Contrary to widespread assumption, neither native auditing nor Security Information and Event Management (SIEM) software efficiently address security incidents. Native auditing cannot notify you of system changes and cyber attacks in progress. SIEM software is costly, bringing unforeseen management and support expenses in addition to a considerable price tag. Security groups who implement SIEM to expose cyberattacks find the systems excessive, demanding too much time to configure. SIEM installations inundate organizations with so many alerts and false positives that they cannot keep up.
As a result, security teams cannot answer simple questions about the source, timing, and purpose of critical alterations to Microsoft products like Active Directory, Group Policies, or SQL Servers. Lepide Data Security Platform sifts the raw information that systems create, unites connected events in a single change record, and displays it in a human-readable format. Using Lepide DSP, you can detect indicators of compromise and significant threats such as Ransomware, Malicious Insiders, and other harsh attacks and revert systems to normal.

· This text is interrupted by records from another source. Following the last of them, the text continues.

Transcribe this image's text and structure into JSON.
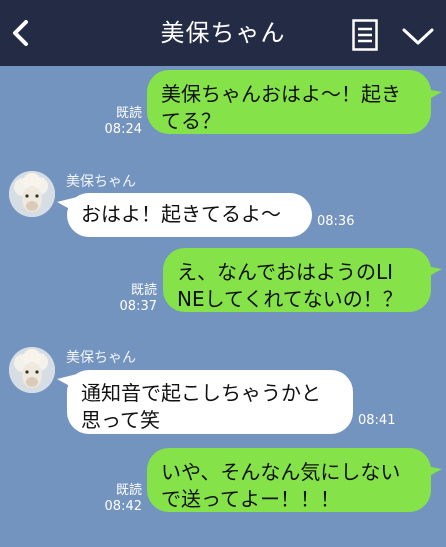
{
  "header": {
    "title": "美保ちゃん",
    "back_icon": "chevron-left-icon",
    "menu_icon": "document-list-icon",
    "more_icon": "chevron-down-icon"
  },
  "colors": {
    "background": "#7494c0",
    "header": "#242c45",
    "sent_bubble": "#85e249",
    "received_bubble": "#ffffff"
  },
  "messages": [
    {
      "side": "sent",
      "lines": [
        "美保ちゃんおはよ～！起き",
        "てる？"
      ],
      "read": "既読",
      "time": "08:24"
    },
    {
      "side": "received",
      "sender": "美保ちゃん",
      "lines": [
        "おはよ！起きてるよ～"
      ],
      "time": "08:36"
    },
    {
      "side": "sent",
      "lines": [
        "え、なんでおはようのLI",
        "NEしてくれてないの！？"
      ],
      "read": "既読",
      "time": "08:37"
    },
    {
      "side": "received",
      "sender": "美保ちゃん",
      "lines": [
        "通知音で起こしちゃうかと",
        "思って笑"
      ],
      "time": "08:41"
    },
    {
      "side": "sent",
      "lines": [
        "いや、そんなん気にしない",
        "で送ってよー！！！"
      ],
      "read": "既読",
      "time": "08:42"
    }
  ]
}
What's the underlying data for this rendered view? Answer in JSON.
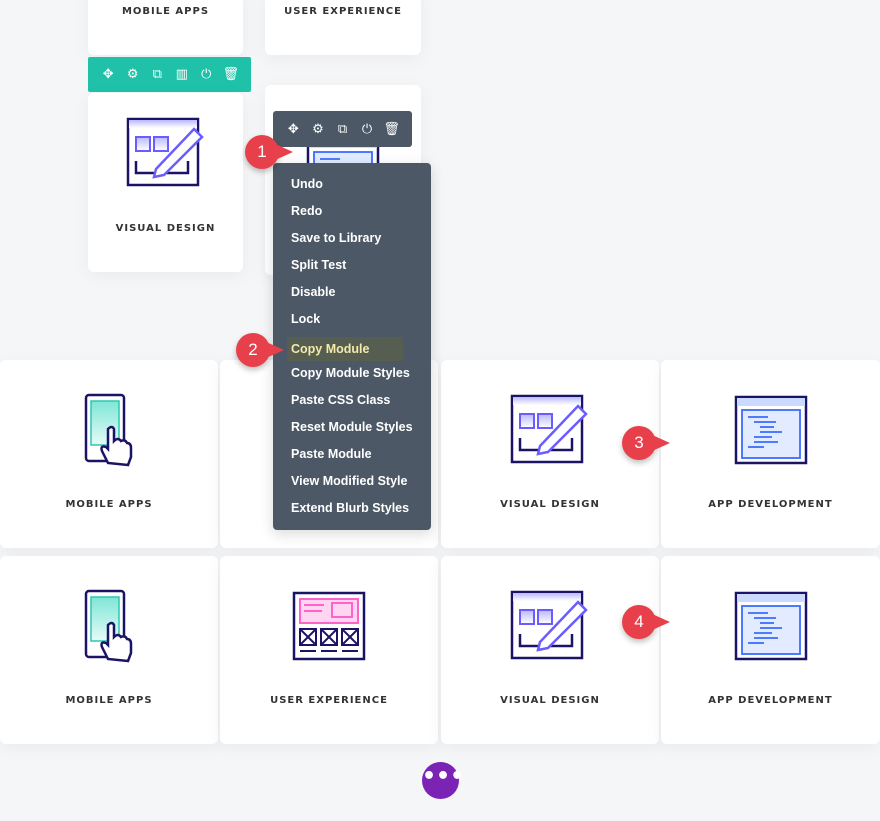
{
  "top_cards": [
    {
      "label": "MOBILE APPS"
    },
    {
      "label": "USER EXPERIENCE"
    }
  ],
  "selected_card": {
    "label": "VISUAL DESIGN"
  },
  "row_toolbar": {
    "color": "#1fc2a8",
    "icons": [
      "move-icon",
      "settings-icon",
      "duplicate-icon",
      "columns-icon",
      "save-icon",
      "delete-icon"
    ]
  },
  "module_toolbar": {
    "color": "#4c5866",
    "icons": [
      "move-icon",
      "settings-icon",
      "duplicate-icon",
      "save-icon",
      "delete-icon"
    ]
  },
  "context_menu": {
    "items": [
      "Undo",
      "Redo",
      "Save to Library",
      "Split Test",
      "Disable",
      "Lock",
      "Copy Module",
      "Copy Module Styles",
      "Paste CSS Class",
      "Reset Module Styles",
      "Paste Module",
      "View Modified Style",
      "Extend Blurb Styles"
    ],
    "highlighted": "Copy Module"
  },
  "badges": [
    "1",
    "2",
    "3",
    "4"
  ],
  "rows": [
    [
      "MOBILE APPS",
      "",
      "VISUAL DESIGN",
      "APP DEVELOPMENT"
    ],
    [
      "MOBILE APPS",
      "USER EXPERIENCE",
      "VISUAL DESIGN",
      "APP DEVELOPMENT"
    ]
  ],
  "more_button": {
    "label": "•••",
    "color": "#7b23b5"
  },
  "badge_color": "#e8404a"
}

Diagnose system inconsistencies
Lepide Data Security Platform lets you diagnose system events and changes across premiere tools such as Microsoft’s Active Directory, Group Policy, SQL Server, Exchange Server, SharePoint Server, File Servers, and Office 365. Lepide DSP creates a change record for each unauthorized adjustment to your environment, including relevant events, leaving confusing raw data noise out of view. The Lepide dashboard continually updates security teams, displaying new unwarranted system modifications
Lepide’s change records pinpoint who accessed, deleted, or modified files and configurations together with the associated timestamp and system location. Lepide shows you the file or configuration values before and after the incident so you can revert to the previous, known-good configurations.
Identifying Ransomware
A Ransomware attack would appear in the Lepide DSP dashboard as a series of high-volume file modifications because the malware is encrypting many files in rapid succession. You can set a threshold where X number of file changes in Y minutes triggers an action.

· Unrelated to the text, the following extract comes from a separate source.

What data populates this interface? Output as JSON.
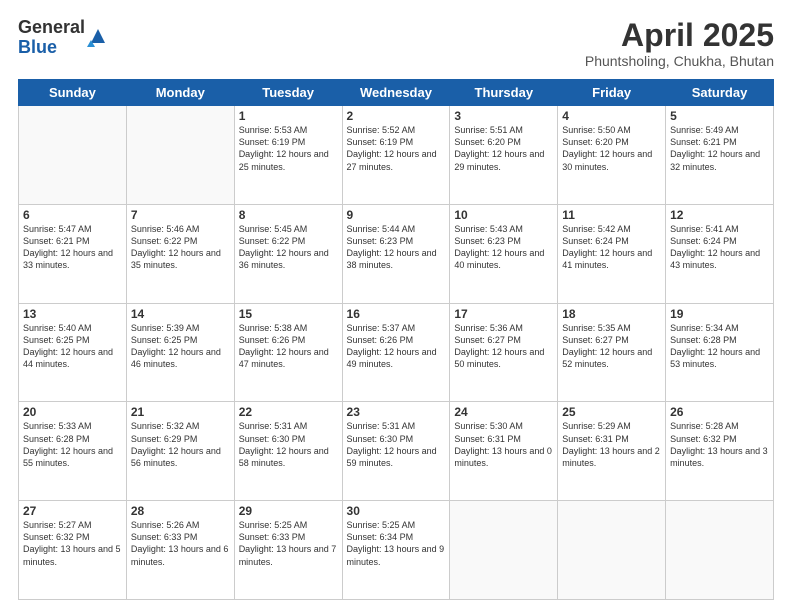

Available actions include email alerts, notices via live feed, and alerts via the Lepide DSP mobile app. You can also execute a script using a standard scripting format such as Visual Basic or PowerShell. You can trigger a script to shut down the affected file server or disable the compromised user account.
Unmasking Malicious Insiders
You can isolate insider threats by monitoring environmental reports together with additive and subtractive filtering. Let us say you have a user who should only access certain folders and systems, such as the file notes folder on a file server. You can exclude that activity from Lepide Data Security Platform alerts, and alert on user modifications to Active Directory instead. Unauthorized changes to Active Directory are potentially the acts of a malicious insider. You can revert these changes via scripts as they happen.

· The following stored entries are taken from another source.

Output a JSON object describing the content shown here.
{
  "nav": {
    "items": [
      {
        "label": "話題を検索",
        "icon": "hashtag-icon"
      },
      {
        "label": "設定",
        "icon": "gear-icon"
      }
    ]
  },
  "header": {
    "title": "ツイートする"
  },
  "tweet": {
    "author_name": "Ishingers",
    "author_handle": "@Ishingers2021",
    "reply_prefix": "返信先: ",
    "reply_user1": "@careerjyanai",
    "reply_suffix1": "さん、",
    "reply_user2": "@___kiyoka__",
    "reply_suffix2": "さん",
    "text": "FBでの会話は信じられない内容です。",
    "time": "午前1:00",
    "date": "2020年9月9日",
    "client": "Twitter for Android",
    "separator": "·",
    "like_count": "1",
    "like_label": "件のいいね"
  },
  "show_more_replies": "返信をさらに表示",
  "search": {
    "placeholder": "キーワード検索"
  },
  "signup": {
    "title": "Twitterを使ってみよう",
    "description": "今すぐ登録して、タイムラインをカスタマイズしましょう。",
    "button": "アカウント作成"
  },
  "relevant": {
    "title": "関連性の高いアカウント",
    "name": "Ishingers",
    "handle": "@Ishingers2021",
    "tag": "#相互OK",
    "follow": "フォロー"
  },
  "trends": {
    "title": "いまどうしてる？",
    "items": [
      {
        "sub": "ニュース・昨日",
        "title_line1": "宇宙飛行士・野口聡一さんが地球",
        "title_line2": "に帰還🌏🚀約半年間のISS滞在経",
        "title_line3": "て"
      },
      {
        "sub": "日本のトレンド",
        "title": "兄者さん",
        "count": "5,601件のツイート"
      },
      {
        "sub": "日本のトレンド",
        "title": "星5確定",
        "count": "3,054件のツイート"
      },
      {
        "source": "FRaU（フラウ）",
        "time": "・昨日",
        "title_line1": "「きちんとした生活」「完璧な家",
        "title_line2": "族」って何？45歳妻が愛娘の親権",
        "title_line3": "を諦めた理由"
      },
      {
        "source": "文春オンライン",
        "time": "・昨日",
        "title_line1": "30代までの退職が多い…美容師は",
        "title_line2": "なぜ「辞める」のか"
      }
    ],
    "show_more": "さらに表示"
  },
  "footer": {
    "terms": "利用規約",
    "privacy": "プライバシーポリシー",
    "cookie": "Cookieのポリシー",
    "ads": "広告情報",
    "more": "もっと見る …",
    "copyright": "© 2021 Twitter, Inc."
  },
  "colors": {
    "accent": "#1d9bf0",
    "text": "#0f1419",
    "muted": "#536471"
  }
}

In another example, an administrator account modifies a security group in Active Directory in an environment with hundreds of domain controllers. There are two problematic events here. First, the administrator adds a user to a security group; then they add the security group to the member’s attribute of the user object in Active Directory.
Lepide Data Security Platform can disclose the affected domain controller, the administrator’s location during the modification, the security group event, the Active Directory event, and the state of the systems before and after the change. With this information, you know the source of the modification and where and how to revert it.
While modifications by a single user could be a malicious insider, you could have an APT attack on your hands if many accounts are making these kinds of changes in ways that only an automated system could orchestrate.
Detecting other threats
Whenever you can identify system modifications and intersect those with known behaviors of specific threats, you can gain visibility into attacks as they happen and act to mitigate the onslaught.